Die blossen Beschäftigungszahlen, – wenn sie auch im Herbst weiter fallen werden – zeigen nicht, dass immer mehr Menschen zunehmend von der Produktivitätsentwicklung abgehängt werden oder es bereits schon sind. Wir können uns von unserem Lohn tatsächlich immer weniger leisten und fahren deshalb auch ins nahe Grenzgebiet um dort billiger einkaufen. In unserer Schweizerischen sozialen Marktwirtschaft funktioniert einiges schon lange nicht mehr so, wie es sollte. All jene am Rand unsere Gesellschaft fühlen sich zunehmend abgehängt vom Wohlstand jener in der Mitte.

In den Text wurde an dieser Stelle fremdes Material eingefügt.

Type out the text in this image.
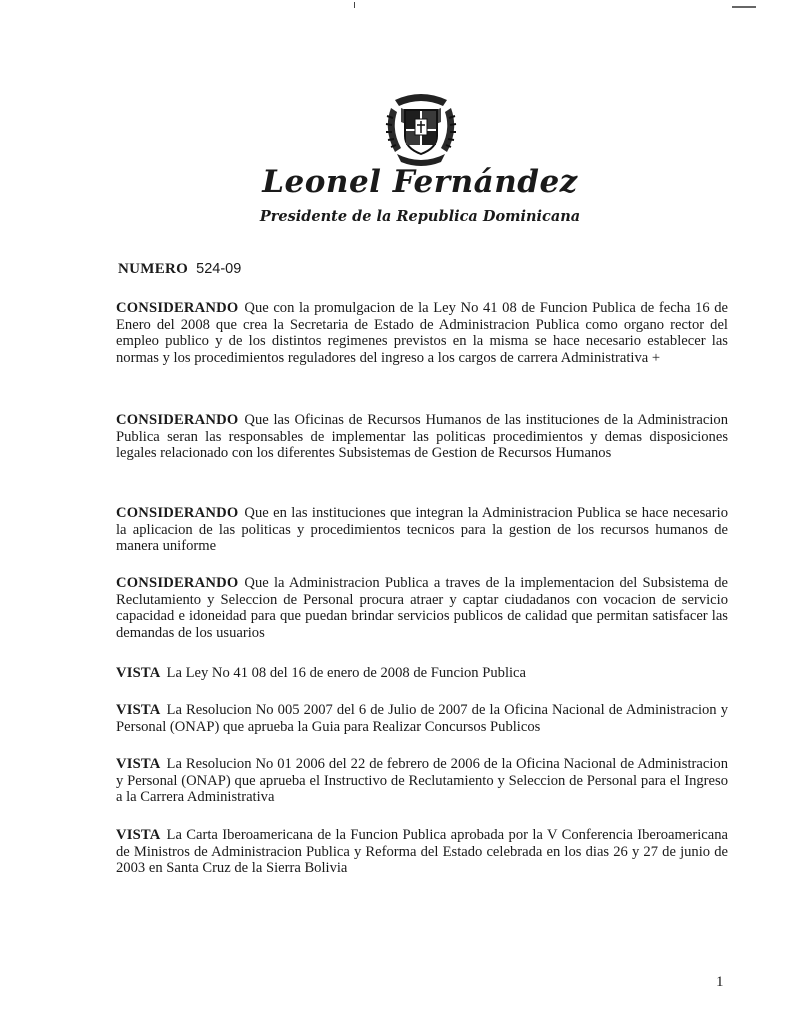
Leonel Fernández
Presidente de la Republica Dominicana
NUMERO 524-09
CONSIDERANDO Que con la promulgacion de la Ley No 41 08 de Funcion Publica de fecha 16 de Enero del 2008 que crea la Secretaria de Estado de Administracion Publica como organo rector del empleo publico y de los distintos regimenes previstos en la misma se hace necesario establecer las normas y los procedimientos reguladores del ingreso a los cargos de carrera Administrativa +
CONSIDERANDO Que las Oficinas de Recursos Humanos de las instituciones de la Administracion Publica seran las responsables de implementar las politicas procedimientos y demas disposiciones legales relacionado con los diferentes Subsistemas de Gestion de Recursos Humanos
CONSIDERANDO Que en las instituciones que integran la Administracion Publica se hace necesario la aplicacion de las politicas y procedimientos tecnicos para la gestion de los recursos humanos de manera uniforme
CONSIDERANDO Que la Administracion Publica a traves de la implementacion del Subsistema de Reclutamiento y Seleccion de Personal procura atraer y captar ciudadanos con vocacion de servicio capacidad e idoneidad para que puedan brindar servicios publicos de calidad que permitan satisfacer las demandas de los usuarios
VISTA La Ley No 41 08 del 16 de enero de 2008 de Funcion Publica
VISTA La Resolucion No 005 2007 del 6 de Julio de 2007 de la Oficina Nacional de Administracion y Personal (ONAP) que aprueba la Guia para Realizar Concursos Publicos
VISTA La Resolucion No 01 2006 del 22 de febrero de 2006 de la Oficina Nacional de Administracion y Personal (ONAP) que aprueba el Instructivo de Reclutamiento y Seleccion de Personal para el Ingreso a la Carrera Administrativa
VISTA La Carta Iberoamericana de la Funcion Publica aprobada por la V Conferencia Iberoamericana de Ministros de Administracion Publica y Reforma del Estado celebrada en los dias 26 y 27 de junio de 2003 en Santa Cruz de la Sierra Bolivia
1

Auf dem Papier geht es uns allen besser als es unseren Eltern ging. Doch wir müssen uns deutlich mehr anstrengen, um einen vergleichbaren Status zu erreichen. Wir müssen deutlich geografisch und geistig flexibler sein. Wir müssen uns selbst vermarkten und notfalls auf Kosten der Kollegen. Wer sich in dem Karussell nicht mit dreht, der fliegt raus. Bei vielen die noch eine Arbeit haben, haben das Gefühl in einem Hamsterrad zu sein, in dem man immer weiterlaufen muss, um nicht auszurutschen und herauszufallen.

Die rasanter werdenden Umwälzungen am Arbeitsmarkt, die noch eine neue Triebfeder hinzubekommen hat, – die Pandemie und ihrer Auswirkungen – lassen die «versteckte» Armut weiter steigen.